Ask seasoned villa travellers what they'd never skip, and a surprising number will say the same thing: a private chef. In much of Southeast Asia the cost of having someone cook for you in your own kitchen is a fraction of what it would be at home, and the experience — a fresh market breakfast on the terrace, a multi-course local dinner by the pool — is often the highlight of the trip. Yet many guests never arrange one, assuming it's complicated or extravagant. It's neither.
What you're actually paying for
A private chef arrangement usually breaks into two parts: a daily rate for the cook and the cost of the ingredients, which are bought at your request and billed separately. In Bali, Thailand or Vietnam the daily rate is modest by Western standards, and because the chef shops at local markets the food cost stays low too. For a group splitting the bill, a chef often works out cheaper per head than eating out — and you're eating restaurant-quality food in your swimwear, which no restaurant can offer.
Setting it up
The simplest route is through the villa itself. Most staffed properties either include a cook or can arrange one with a day's notice, and the villa manager will handle the menu and the shopping. If you're booking independently, a good agent or concierge can line up a freelance chef before you arrive. Either way, share dietary needs and a rough idea of what you'd like early — whether that's classic Balinese, a seafood feast or simple family food — so the chef can plan the market run.

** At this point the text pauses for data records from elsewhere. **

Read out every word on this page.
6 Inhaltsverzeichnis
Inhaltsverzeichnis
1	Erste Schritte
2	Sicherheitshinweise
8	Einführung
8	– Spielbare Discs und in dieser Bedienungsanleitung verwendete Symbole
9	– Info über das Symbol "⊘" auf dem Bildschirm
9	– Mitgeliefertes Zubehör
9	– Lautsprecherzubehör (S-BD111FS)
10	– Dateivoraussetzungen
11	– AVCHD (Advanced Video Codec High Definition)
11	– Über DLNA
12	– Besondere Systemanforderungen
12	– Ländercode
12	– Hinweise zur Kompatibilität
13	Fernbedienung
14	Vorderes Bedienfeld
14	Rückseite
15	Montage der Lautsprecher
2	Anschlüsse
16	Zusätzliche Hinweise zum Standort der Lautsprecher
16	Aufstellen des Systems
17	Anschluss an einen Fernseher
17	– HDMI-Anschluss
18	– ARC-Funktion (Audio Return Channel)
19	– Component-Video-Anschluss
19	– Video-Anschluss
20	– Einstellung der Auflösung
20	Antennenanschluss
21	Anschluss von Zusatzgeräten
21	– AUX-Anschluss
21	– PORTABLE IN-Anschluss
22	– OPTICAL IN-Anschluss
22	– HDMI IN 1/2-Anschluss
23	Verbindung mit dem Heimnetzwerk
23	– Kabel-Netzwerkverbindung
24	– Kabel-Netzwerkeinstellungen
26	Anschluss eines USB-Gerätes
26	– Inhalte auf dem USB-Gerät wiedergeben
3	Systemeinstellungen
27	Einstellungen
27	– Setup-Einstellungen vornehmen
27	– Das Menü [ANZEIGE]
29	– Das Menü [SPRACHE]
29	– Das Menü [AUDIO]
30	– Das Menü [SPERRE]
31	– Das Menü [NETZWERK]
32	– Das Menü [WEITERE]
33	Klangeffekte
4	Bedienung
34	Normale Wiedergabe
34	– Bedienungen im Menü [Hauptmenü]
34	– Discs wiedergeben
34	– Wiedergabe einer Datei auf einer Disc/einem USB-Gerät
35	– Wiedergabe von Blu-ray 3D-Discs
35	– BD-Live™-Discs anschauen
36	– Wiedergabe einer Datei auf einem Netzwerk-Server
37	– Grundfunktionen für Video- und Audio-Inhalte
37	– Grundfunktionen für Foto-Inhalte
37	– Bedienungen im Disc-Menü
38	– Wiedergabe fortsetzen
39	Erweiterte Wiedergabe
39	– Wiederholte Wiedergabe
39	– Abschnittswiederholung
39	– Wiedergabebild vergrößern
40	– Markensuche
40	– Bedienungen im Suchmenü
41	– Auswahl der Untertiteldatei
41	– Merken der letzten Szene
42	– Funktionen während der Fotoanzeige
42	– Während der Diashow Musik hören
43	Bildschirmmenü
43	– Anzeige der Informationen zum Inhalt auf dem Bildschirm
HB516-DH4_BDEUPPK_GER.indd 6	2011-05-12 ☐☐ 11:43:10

Communication is what makes the arrangement sing. A chef who knows on Monday that Thursday is a special occasion, that one guest is vegetarian and that the group loves seafood can plan a genuinely memorable few days rather than reacting meal to meal. A short conversation on arrival — favourite dishes, dietary lines that can't be crossed, how adventurous you're feeling — pays off at every sitting. The best villa chefs are quietly proud of their food and will rise to a bit of enthusiasm from the people they're cooking for.
Getting the best from it
Treat the chef as part of the experience, not just a service. Many are happy to walk you through a market, teach a dish or two, and steer you towards regional specialities you'd never order off a menu. Be clear about timings and portion sizes, don't over-order on the first night, and consider saving the private chef for the evenings and eating out at lunch. Used well, it turns a nice villa into an unforgettable one — and it's the kind of touch guests talk about long after they're home.
There's also a simple pleasure in the routine of it. Breakfast appears on the terrace as you surface; a plan for dinner is agreed over coffee; the market run happens while you swim; and in the evening a table is laid by the pool with food you'd happily pay restaurant prices for. Stripped of the logistics of eating out every night — the booking, the travel, the bill-splitting — the days relax into something close to how a holiday is supposed to feel. For the modest cost involved, few upgrades to a villa stay deliver as much.